[Foundation-l] WMF resolution on access to non-public data passed

Ray Saintonge saintonge at telus.net
Tue May 1 19:47:24 UTC 2007

Florence Devouard wrote:

>Ray Saintonge wrote:
>>There is a grammatical error in the Consent resolution procedure cited 
>>above.  "Can not" in two words should probably be "cannot" in one word.  
>>Having it in two words would have the effect of permitting a negative vote.
>Uh ?
>When at school, I remember learning that either we should write "can 
>not" or "can't" ?
>Is not that so ?
Don't believe everything that you learned in school. :-)

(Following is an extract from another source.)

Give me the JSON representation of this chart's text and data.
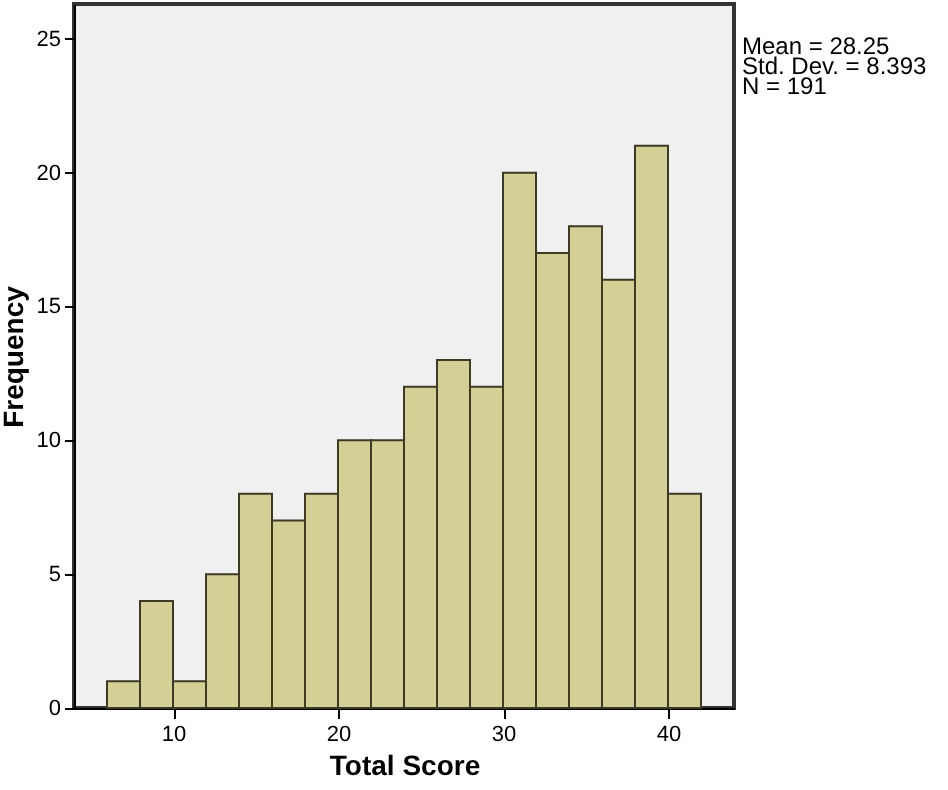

Perhaps grammatical "inaccuracy" would have been a better choice than 

In most cases "can not" and "cannot" are indeed interchangeable, and in 
most circumstances and spoken speech it doesn't matter.  Both Fowler and 
the Oxford consider the two forms acceptable, with the one word form 
becoming more common.

Perhaps years of reading tax laws affects the way I read "legal" 
writing.  I often ask myself whether there is a plausibly unexpected way 
of reading a passage. Thus with the clause in question "Modifications to 
the bylaws or articles of incorporation can (not be made) with consent 
resolutions." it reads differently with the parentheses put there to 
indicate a different emphasis.  In French the distinction would be 
between "ne peut pas faire" and "peut ne pas faire".

In speech pauses are phonemic.  Thus we have the title of the Lynn Truss 
book "Eats shoots and leaves" to distinguish it from "Eats, shoots and 
leaves"  In that case a comma distingusishes the two readings which in 
spoken speech would be distinguished by a pause.  Negative constructions 
are notorious for ambiguities.  Consider the alternative clause: "[No] 
modifications to the bylaws or [to the] articles of incorporation 
[shall] ^ be made [by] consent resolution^.  (Changes in brackets, 
omissions marked by carets)  Such a phrasing may also avoid some of the 

"Can't" is a contraction, and as such is not generally acceptable in 
formal writing, but it does have the benefit of being unambiguous in the 
contest we are considering.

English auxilliary verbs can present a big challenge since English is a 
more syntactic language.  Sorry if this seems like a good language rant.